In Passion of Mind, Moore plays a woman with two names and two lives. In the fast lane of New York City, she is known as Marty, a sleek and savvy literary agent with a meticulous coif and a dragonfly barrette, ruling her world via cell phone. In the pastoral French countryside of Provence, however, she is Marie, a widowed mother of two incessantly gleeful daughters. If you recall, Jane Fonda hit similar notes 20 years ago, in On Golden Pond, proclaiming to Katherine Hepburn her power over L.A., but feeling like a "little fat girl" at her parents' provincial cottage. There's no sweetly gruff, paternal Henry Fonda this time--he's been replaced by two uppity analysts--and, as the beau, acting machine Dabney Coleman has somehow morphed into the extra-squishy duo of Stellan Skarsgard and William Fichtner. But the vibe is the same, except for this tiny technical detail: Unlike psychologically distressed jet-setter Fonda, Moore needs only to fall asleep to be transferred from one wonderful life to another.
So the problem is...?
The somnambulistic conceit is a useful, abstract way to sum up the dilemma of balancing domestic tranquillity with career obsession, but it also crumbles spectacularly upon rudimentary contemplation. If Marty/Marie (whose surname, curiously, is Willis) is suffering so much anguish not knowing which of her lives is real, and which a dream, then why doesn't she just get on a plane and meet herself for lunch in Paris? E-mail, telephone, fax, FedEx...surely both the edgy agent and the motherly book reviewer have heard of these advancements in modern communication.
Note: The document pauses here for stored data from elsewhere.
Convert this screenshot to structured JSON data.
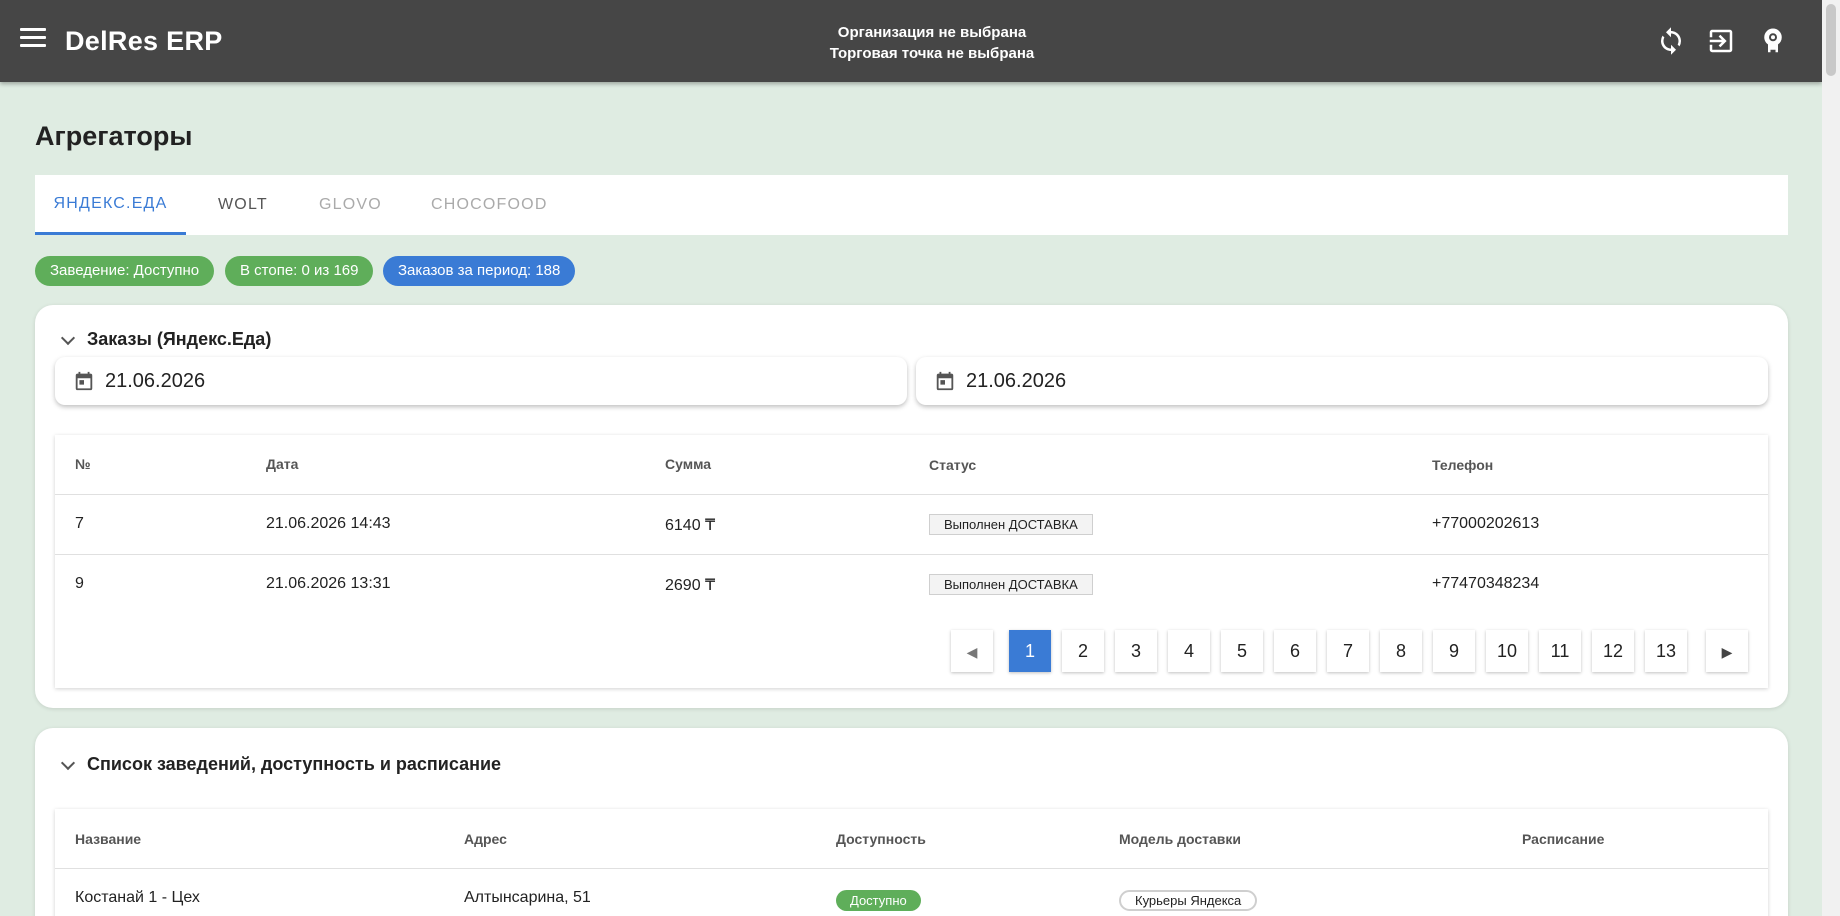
{
  "header": {
    "app_title": "DelRes ERP",
    "org_line1": "Организация не выбрана",
    "org_line2": "Торговая точка не выбрана",
    "icons": [
      "menu-icon",
      "refresh-icon",
      "logout-icon",
      "settings-icon"
    ]
  },
  "page": {
    "title": "Агрегаторы"
  },
  "tabs": [
    {
      "label": "ЯНДЕКС.ЕДА",
      "state": "active"
    },
    {
      "label": "WOLT",
      "state": "enabled"
    },
    {
      "label": "GLOVO",
      "state": "disabled"
    },
    {
      "label": "CHOCOFOOD",
      "state": "disabled"
    }
  ],
  "chips": [
    {
      "label": "Заведение: Доступно",
      "color": "#5fae5a"
    },
    {
      "label": "В стопе: 0 из 169",
      "color": "#5fae5a"
    },
    {
      "label": "Заказов за период: 188",
      "color": "#3a7bd5"
    }
  ],
  "orders": {
    "title": "Заказы (Яндекс.Еда)",
    "date_from": "21.06.2026",
    "date_to": "21.06.2026",
    "columns": [
      "№",
      "Дата",
      "Сумма",
      "Статус",
      "Телефон"
    ],
    "rows": [
      {
        "num": "7",
        "date": "21.06.2026 14:43",
        "sum": "6140 ₸",
        "status": "Выполнен ДОСТАВКА",
        "phone": "+77000202613"
      },
      {
        "num": "9",
        "date": "21.06.2026 13:31",
        "sum": "2690 ₸",
        "status": "Выполнен ДОСТАВКА",
        "phone": "+77470348234"
      }
    ],
    "pagination": {
      "current": "1",
      "pages": [
        "1",
        "2",
        "3",
        "4",
        "5",
        "6",
        "7",
        "8",
        "9",
        "10",
        "11",
        "12",
        "13"
      ]
    }
  },
  "venues": {
    "title": "Список заведений, доступность и расписание",
    "columns": [
      "Название",
      "Адрес",
      "Доступность",
      "Модель доставки",
      "Расписание"
    ],
    "rows": [
      {
        "name": "Костанай 1 - Цех",
        "address": "Алтынсарина, 51",
        "availability": "Доступно",
        "delivery_model": "Курьеры Яндекса",
        "schedule": ""
      }
    ]
  },
  "colors": {
    "topbar": "#464646",
    "background": "#dfece2",
    "accent": "#3a7bd5",
    "success": "#5fae5a"
  }
}
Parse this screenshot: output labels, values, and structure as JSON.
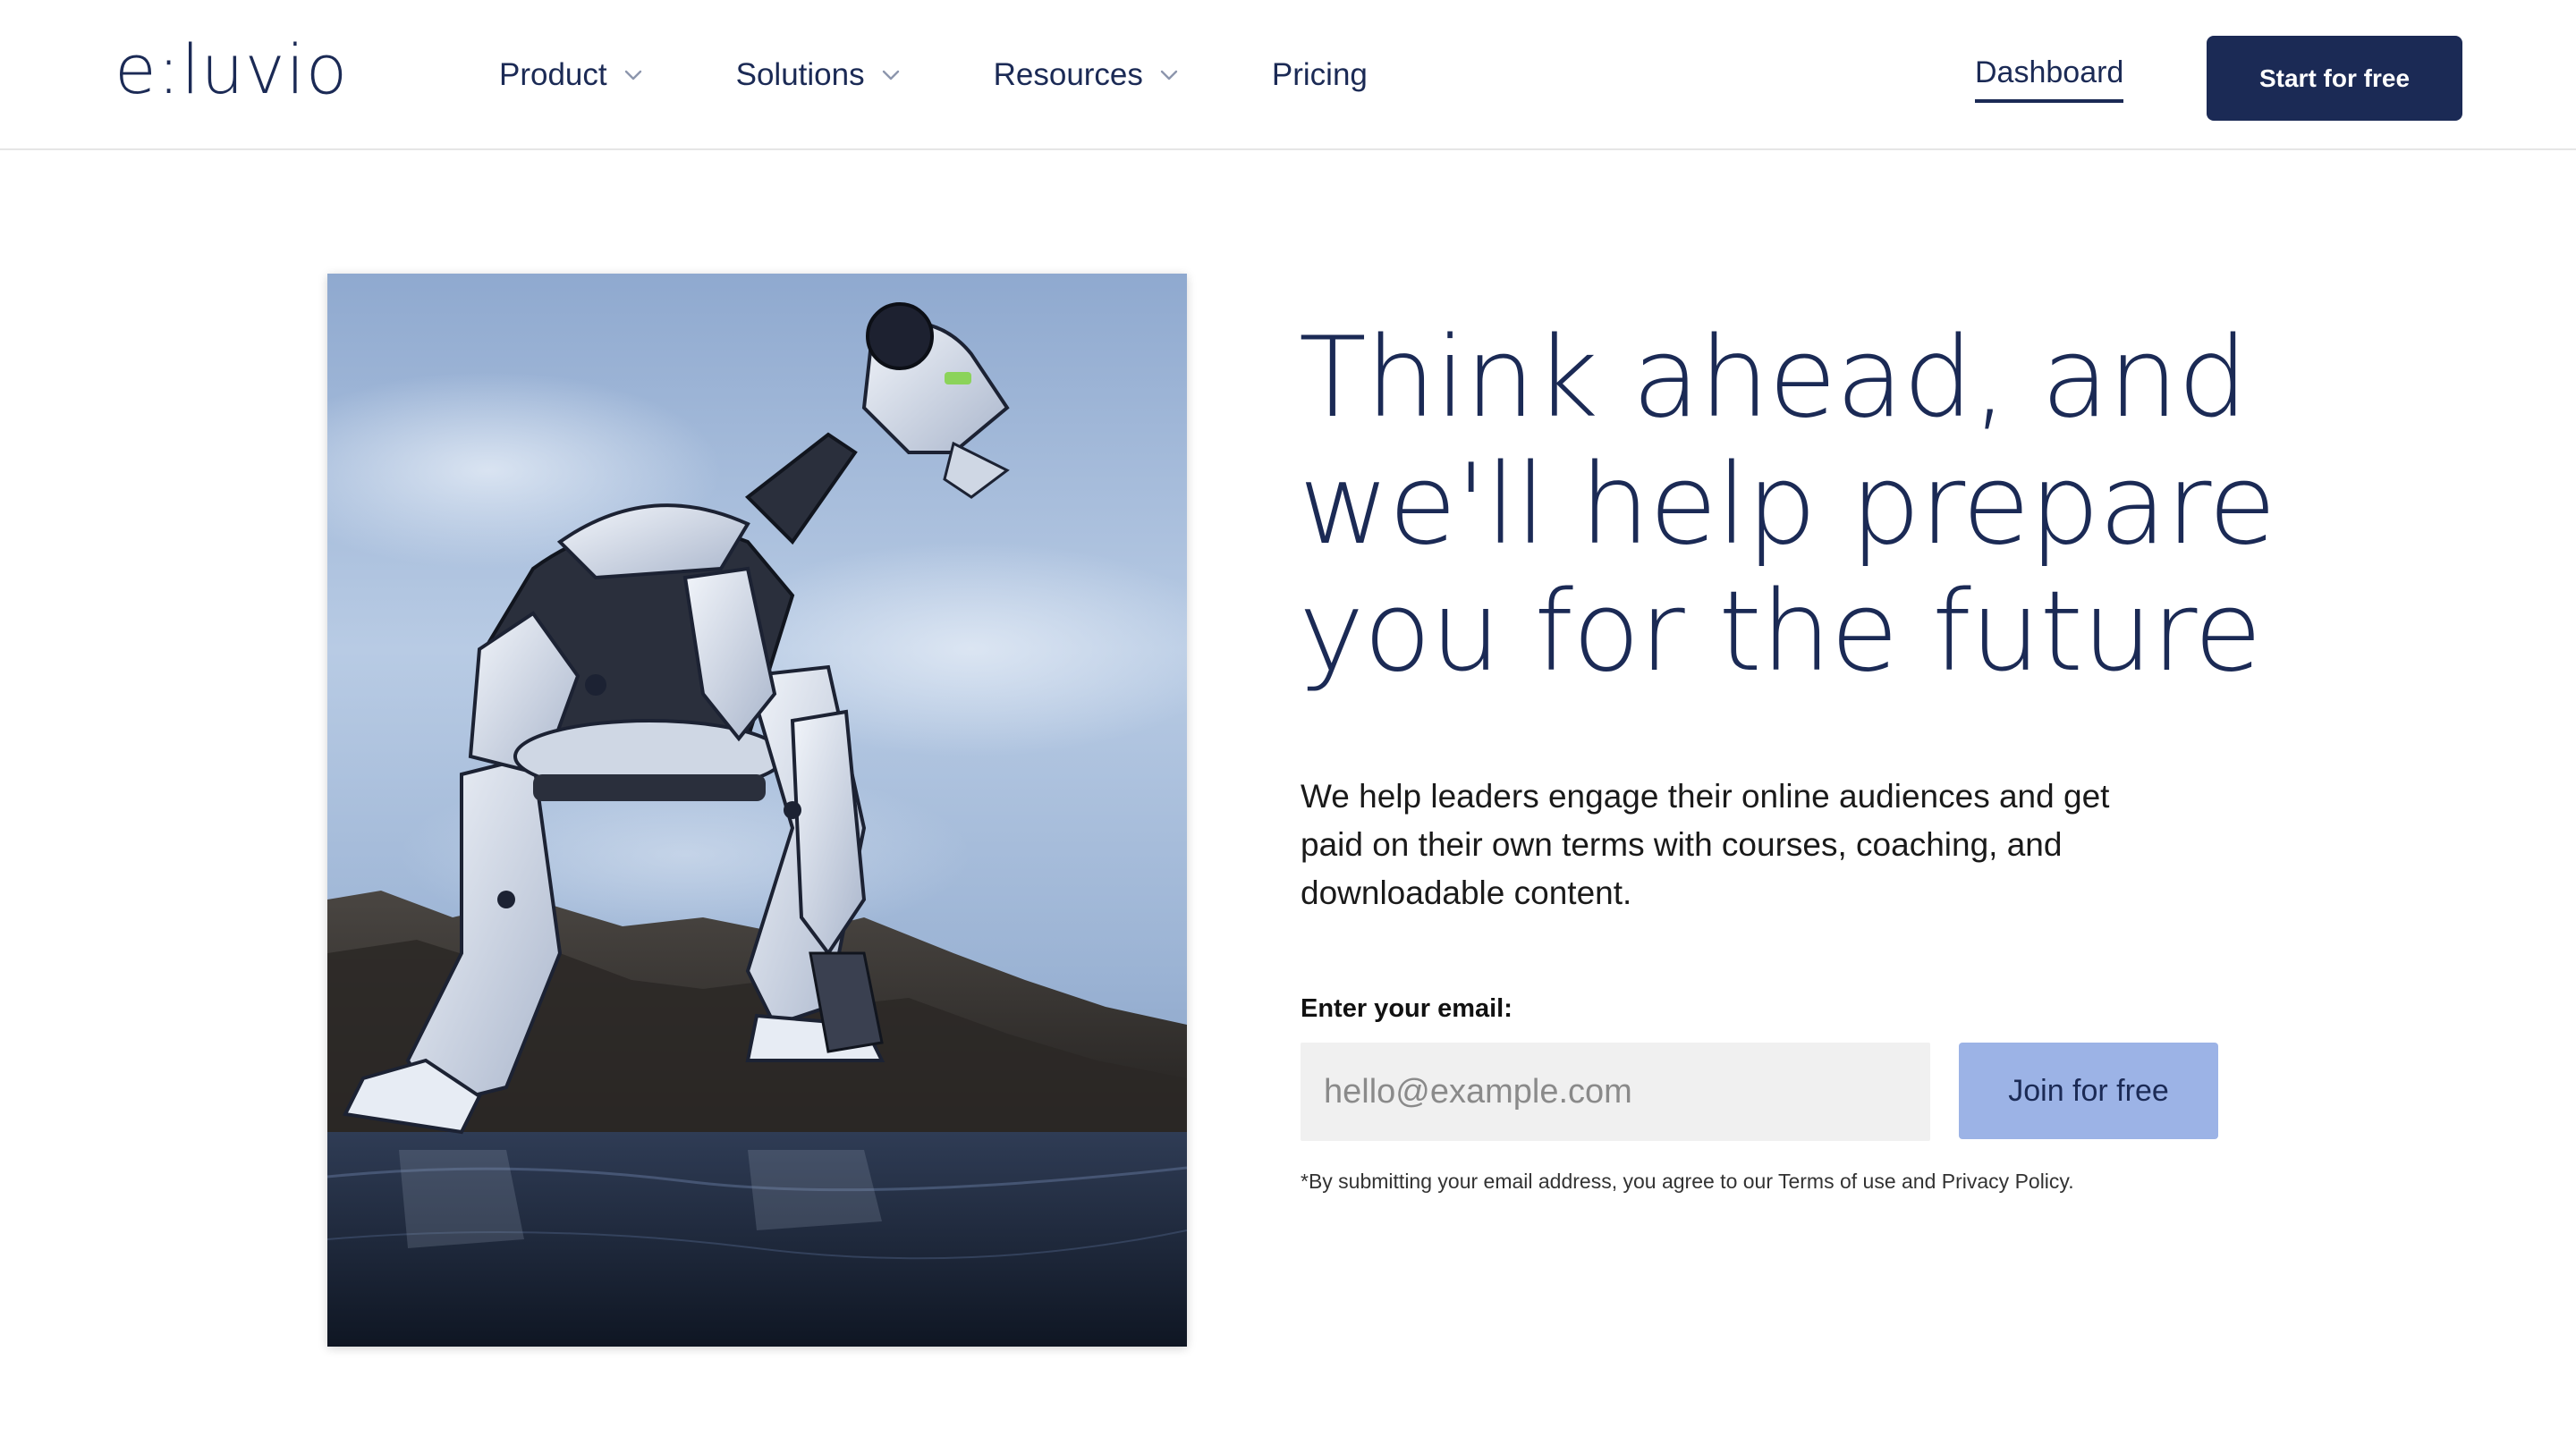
{
  "brand": {
    "logo_text": "e:luvio",
    "primary_color": "#1b2a55",
    "accent_color": "#9cb3e6"
  },
  "nav": {
    "items": [
      {
        "label": "Product",
        "has_dropdown": true
      },
      {
        "label": "Solutions",
        "has_dropdown": true
      },
      {
        "label": "Resources",
        "has_dropdown": true
      },
      {
        "label": "Pricing",
        "has_dropdown": false
      }
    ],
    "dashboard_label": "Dashboard",
    "cta_label": "Start for free"
  },
  "hero": {
    "image_alt": "robot-crouching-on-rocks",
    "headline_lines": [
      "Think ahead, and",
      "we'll help prepare",
      "you for the future"
    ],
    "subtext_lines": [
      "We help leaders engage their online audiences and get",
      "paid on their own terms with courses, coaching, and",
      "downloadable content."
    ],
    "email_label": "Enter your email:",
    "email_placeholder": "hello@example.com",
    "email_value": "",
    "join_label": "Join for free",
    "disclaimer": "*By submitting your email address, you agree to our Terms of use and Privacy Policy."
  }
}
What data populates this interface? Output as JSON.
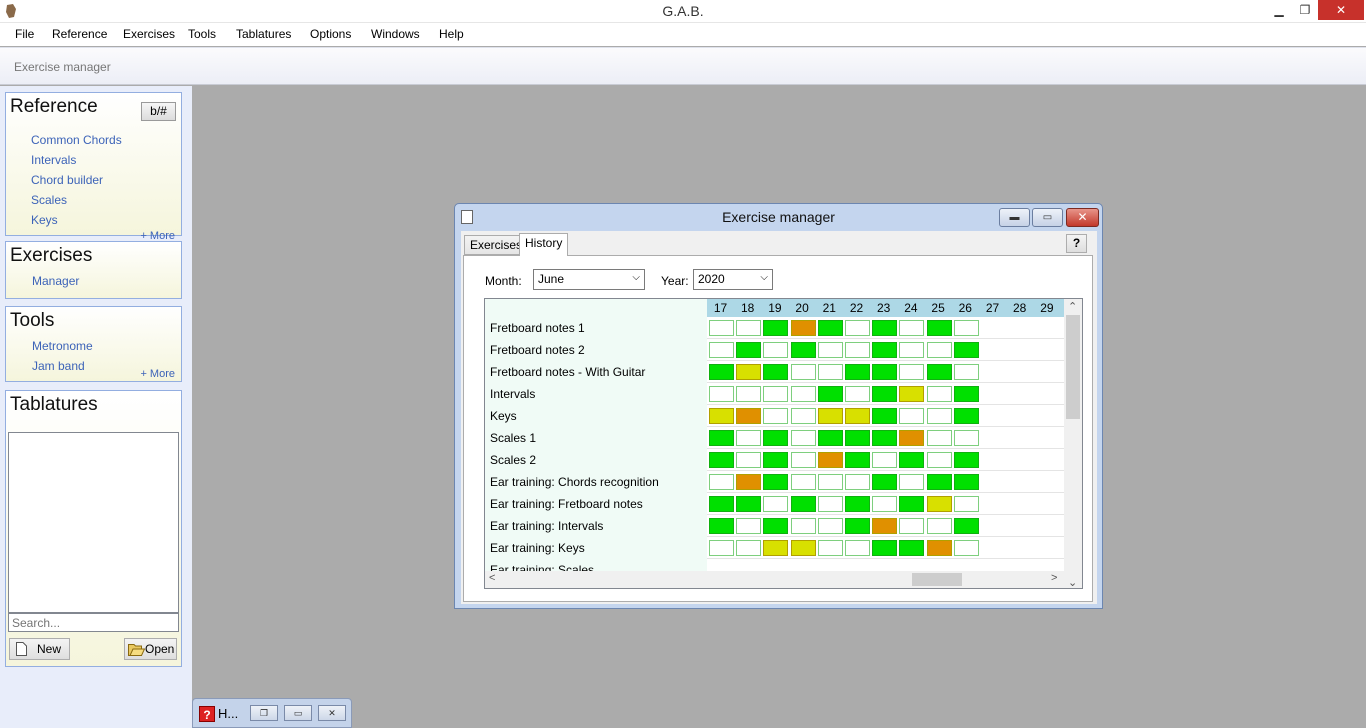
{
  "app": {
    "title": "G.A.B.",
    "controls": {
      "minimize": "▁",
      "restore": "❐",
      "close": "✕"
    }
  },
  "menu": [
    "File",
    "Reference",
    "Exercises",
    "Tools",
    "Tablatures",
    "Options",
    "Windows",
    "Help"
  ],
  "toolstrip": {
    "breadcrumb": "Exercise manager"
  },
  "sidebar": {
    "reference": {
      "title": "Reference",
      "toggle_label": "b/#",
      "links": [
        "Common Chords",
        "Intervals",
        "Chord builder",
        "Scales",
        "Keys"
      ],
      "more": "+ More"
    },
    "exercises": {
      "title": "Exercises",
      "links": [
        "Manager"
      ]
    },
    "tools": {
      "title": "Tools",
      "links": [
        "Metronome",
        "Jam band"
      ],
      "more": "+ More"
    },
    "tablatures": {
      "title": "Tablatures",
      "search_placeholder": "Search...",
      "new_label": "New",
      "open_label": "Open"
    }
  },
  "minimized_window": {
    "label": "H..."
  },
  "exercise_manager": {
    "title": "Exercise manager",
    "tabs": [
      {
        "label": "Exercises",
        "active": false
      },
      {
        "label": "History",
        "active": true
      }
    ],
    "help_label": "?",
    "month_label": "Month:",
    "month_value": "June",
    "year_label": "Year:",
    "year_value": "2020",
    "colors": {
      "green": "#00e000",
      "yellow": "#d8e000",
      "orange": "#e09000",
      "empty": "#ffffff"
    },
    "days": [
      "17",
      "18",
      "19",
      "20",
      "21",
      "22",
      "23",
      "24",
      "25",
      "26",
      "27",
      "28",
      "29"
    ],
    "rows": [
      {
        "name": "Fretboard notes 1",
        "cells": [
          "E",
          "E",
          "G",
          "O",
          "G",
          "E",
          "G",
          "E",
          "G",
          "E"
        ]
      },
      {
        "name": "Fretboard notes 2",
        "cells": [
          "E",
          "G",
          "E",
          "G",
          "E",
          "E",
          "G",
          "E",
          "E",
          "G"
        ]
      },
      {
        "name": "Fretboard notes - With Guitar",
        "cells": [
          "G",
          "Y",
          "G",
          "E",
          "E",
          "G",
          "G",
          "E",
          "G",
          "E"
        ]
      },
      {
        "name": "Intervals",
        "cells": [
          "E",
          "E",
          "E",
          "E",
          "G",
          "E",
          "G",
          "Y",
          "E",
          "G"
        ]
      },
      {
        "name": "Keys",
        "cells": [
          "Y",
          "O",
          "E",
          "E",
          "Y",
          "Y",
          "G",
          "E",
          "E",
          "G"
        ]
      },
      {
        "name": "Scales 1",
        "cells": [
          "G",
          "E",
          "G",
          "E",
          "G",
          "G",
          "G",
          "O",
          "E",
          "E"
        ]
      },
      {
        "name": "Scales 2",
        "cells": [
          "G",
          "E",
          "G",
          "E",
          "O",
          "G",
          "E",
          "G",
          "E",
          "G"
        ]
      },
      {
        "name": "Ear training: Chords recognition",
        "cells": [
          "E",
          "O",
          "G",
          "E",
          "E",
          "E",
          "G",
          "E",
          "G",
          "G"
        ]
      },
      {
        "name": "Ear training: Fretboard notes",
        "cells": [
          "G",
          "G",
          "E",
          "G",
          "E",
          "G",
          "E",
          "G",
          "Y",
          "E"
        ]
      },
      {
        "name": "Ear training: Intervals",
        "cells": [
          "G",
          "E",
          "G",
          "E",
          "E",
          "G",
          "O",
          "E",
          "E",
          "G"
        ]
      },
      {
        "name": "Ear training: Keys",
        "cells": [
          "E",
          "E",
          "Y",
          "Y",
          "E",
          "E",
          "G",
          "G",
          "O",
          "E"
        ]
      },
      {
        "name": "Ear training: Scales",
        "cells": []
      }
    ]
  }
}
Despite literally having it all, neither Marty nor Marie is having a particularly easy go of things. In France, she smiles through lonely denial, having lost her husband two years prior. Enter William (Skarsgard), an author and chef sturdy and inoffensive in his Banana Republic finery, flirting with Marie and her daughters in a perfect mating dance, right down to the candlelight dinner in a castle. OK, so that's perfect, and she's miserable. Keep cutting to New York, where Marty is charmed by the boundary-respecting adoration of colleague Aaron (Fichtner), to the point of swallowing his silly malarkey about New York's bridges being beautiful, and, again, she is miserable. Analysts on both sides try to sway her ("See, that's the trouble with you guys, you all think you're real!" she exclaims in a rare moment of levity), and her affairs with both men grow sticky. In France, her matronly friend Jessie (Sinead Cusack) offers the most comfort, but even her kind advice is laced with selfish concerns: "You don't have to give up the whole dream, just the man."
Moore isn't coasting here, and, as aforementioned, the crux of this conflict is interesting, but regardless of how much she writhes in passion or trembles in inner torment, she never really seems vulnerable, and, since everything she has is good, it doesn't seem to matter how she resolves her "conflict." This could be because both her lovers are limp-wristed caricatures (Fichtner's a versatile actor, but under Berliner's helm he plays like a young, castrated Clint Eastwood, mumbling "I'm dangerous" instead of turning her on by proving it). It could also be because, no matter what happens, she holds all the cards and is guaranteed a victory.
On the up side, there are a few nice elements buried in this otherwise dull emotional landscape. It is genuinely moving when we catch occasional glimpses of Marie's soul, symbolized by a stack of short stories, hidden away in a closet. In these moments, the emotions feel real. Unfortunately, much like The Sixth Sense, Passion of Mind is less a spiritual quest than a very self-indulgent gimmick movie that could use a strong shot of inspiration.